Tuesday, July 16, 2013

What the Tiny Archipelago of Vanuatu Can Teach Us About Obesity's Causes

Vanuatu is an archipelago in the South Pacific made up of 68 inhabited islands with 255,737 residents (as of early 2012). The islands are all in various stages of economic development and given the uniformity of the population (98% are Melenasian) the islands and their inhabitants in a sense can be considered a natural experiment of health transition consequent to progress which allows researchers to try to determine which elements of change are responsible for increasing rates of non-communicable diseases (NCDs) like obesity.
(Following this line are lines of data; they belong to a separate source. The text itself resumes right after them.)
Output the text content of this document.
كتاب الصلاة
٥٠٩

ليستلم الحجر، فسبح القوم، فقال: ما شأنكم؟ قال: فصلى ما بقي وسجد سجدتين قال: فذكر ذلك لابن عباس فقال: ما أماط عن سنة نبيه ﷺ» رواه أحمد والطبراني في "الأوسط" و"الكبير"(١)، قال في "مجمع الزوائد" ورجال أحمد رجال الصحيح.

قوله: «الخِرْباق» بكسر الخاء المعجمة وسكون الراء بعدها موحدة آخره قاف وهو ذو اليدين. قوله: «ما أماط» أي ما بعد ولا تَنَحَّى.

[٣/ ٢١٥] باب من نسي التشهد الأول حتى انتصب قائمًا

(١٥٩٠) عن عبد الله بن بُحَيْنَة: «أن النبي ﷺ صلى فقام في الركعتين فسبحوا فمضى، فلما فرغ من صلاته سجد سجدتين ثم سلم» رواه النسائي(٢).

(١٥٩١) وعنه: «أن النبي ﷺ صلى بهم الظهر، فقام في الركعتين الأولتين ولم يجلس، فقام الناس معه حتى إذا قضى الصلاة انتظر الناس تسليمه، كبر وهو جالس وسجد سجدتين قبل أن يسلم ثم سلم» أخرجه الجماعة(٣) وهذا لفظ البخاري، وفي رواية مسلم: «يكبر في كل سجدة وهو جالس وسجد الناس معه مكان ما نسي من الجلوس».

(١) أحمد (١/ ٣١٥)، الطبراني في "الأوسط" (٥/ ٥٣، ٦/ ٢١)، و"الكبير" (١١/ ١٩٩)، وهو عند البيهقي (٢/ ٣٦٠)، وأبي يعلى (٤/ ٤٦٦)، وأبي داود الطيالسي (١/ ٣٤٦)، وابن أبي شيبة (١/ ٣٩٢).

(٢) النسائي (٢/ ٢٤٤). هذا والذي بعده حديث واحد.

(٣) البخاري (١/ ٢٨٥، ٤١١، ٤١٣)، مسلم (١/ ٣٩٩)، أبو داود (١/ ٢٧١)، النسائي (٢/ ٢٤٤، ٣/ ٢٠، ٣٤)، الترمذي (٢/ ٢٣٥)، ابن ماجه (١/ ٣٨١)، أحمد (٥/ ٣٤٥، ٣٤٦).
And that's exactly what researchers did.

In a study published in the journal Obesity, researchers assessed body composition and behavioural patterns including diet, physical activity and substance use on three islands that varied in their degree of economic development. They then analyzed relationships among their measures. One of the islands was characterized by small rural villages made up of subsistence farmers. The other was also rural but their main economy was tourism. The third was Vanuatu's urban capital city.

Researchers asked questions about: Ancestry, family history of NCDs, occupation, education, subsistence related activities, 24 hour dietary recall, frequency of sports and sedentary behaviours and substance use. The researchers measured: BMI, body fat percentage (both by means of bioimpedance analysis and multiple skin folds), waist circumference, and waist to hip ratio.
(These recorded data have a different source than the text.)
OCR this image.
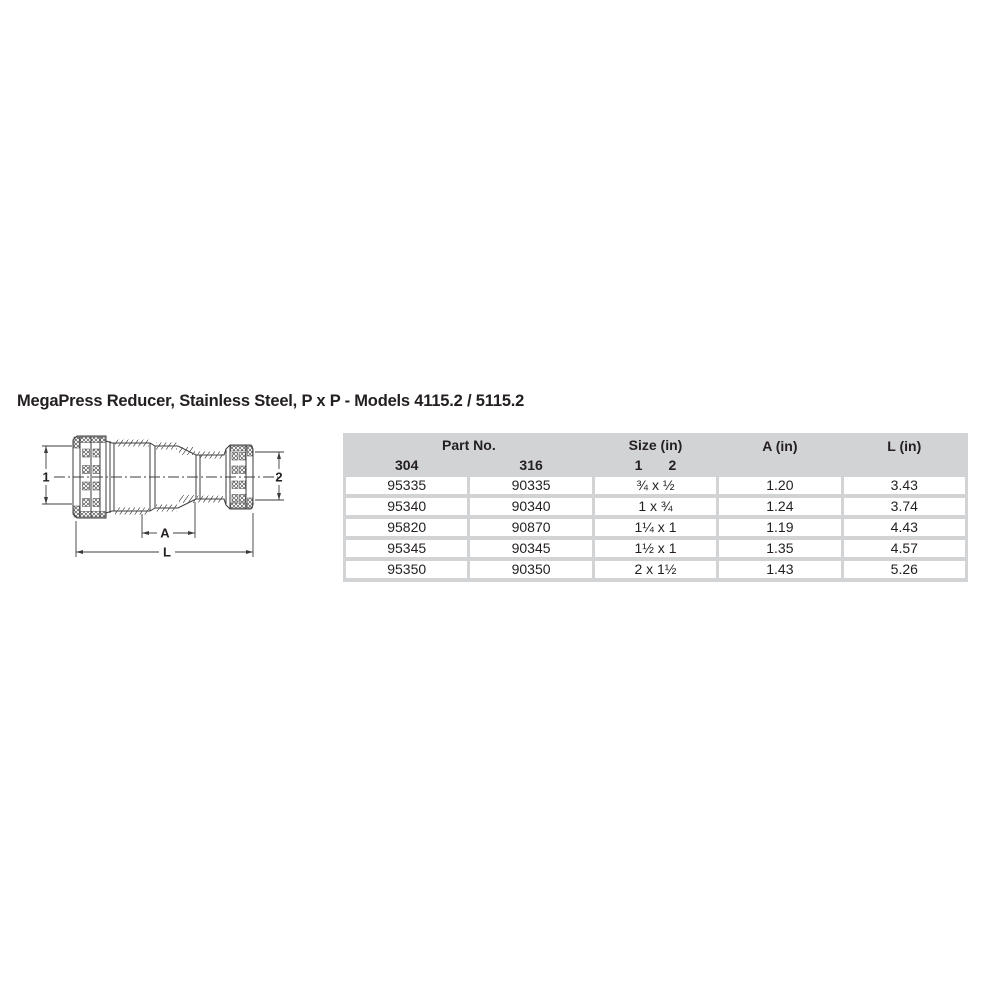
MegaPress Reducer, Stainless Steel, P x P - Models 4115.2 / 5115.2
1	2
A
L
Part No.		Size (in)	A (in)	L (in)
304	316	1 2		
95335	90335	¾ x ½	1.20	3.43
95340	90340	1 x ¾	1.24	3.74
95820	90870	1¼ x 1	1.19	4.43
95345	90345	1½ x 1	1.35	4.57
95350	90350	2 x 1½	1.43	5.26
The findings weren't all that surprising, yet still are worth reviewing. Risk of obesity, increased body fat percentage, increase waist circumferences and waist to hip ratios all went up in lock step with degree of economic development.

And the biggest predictor of weight change? Processed food consumption - in this case tinned fish canned in oil or sauce served with instant noodles or rice (versus the more traditional fresh fish with root crops and vegetables).

As would be expected, physical activity and sedentary behaviour had much weaker associations with weight change than did diet.

Unfortunately convenience foods aren't particularly convenient for health.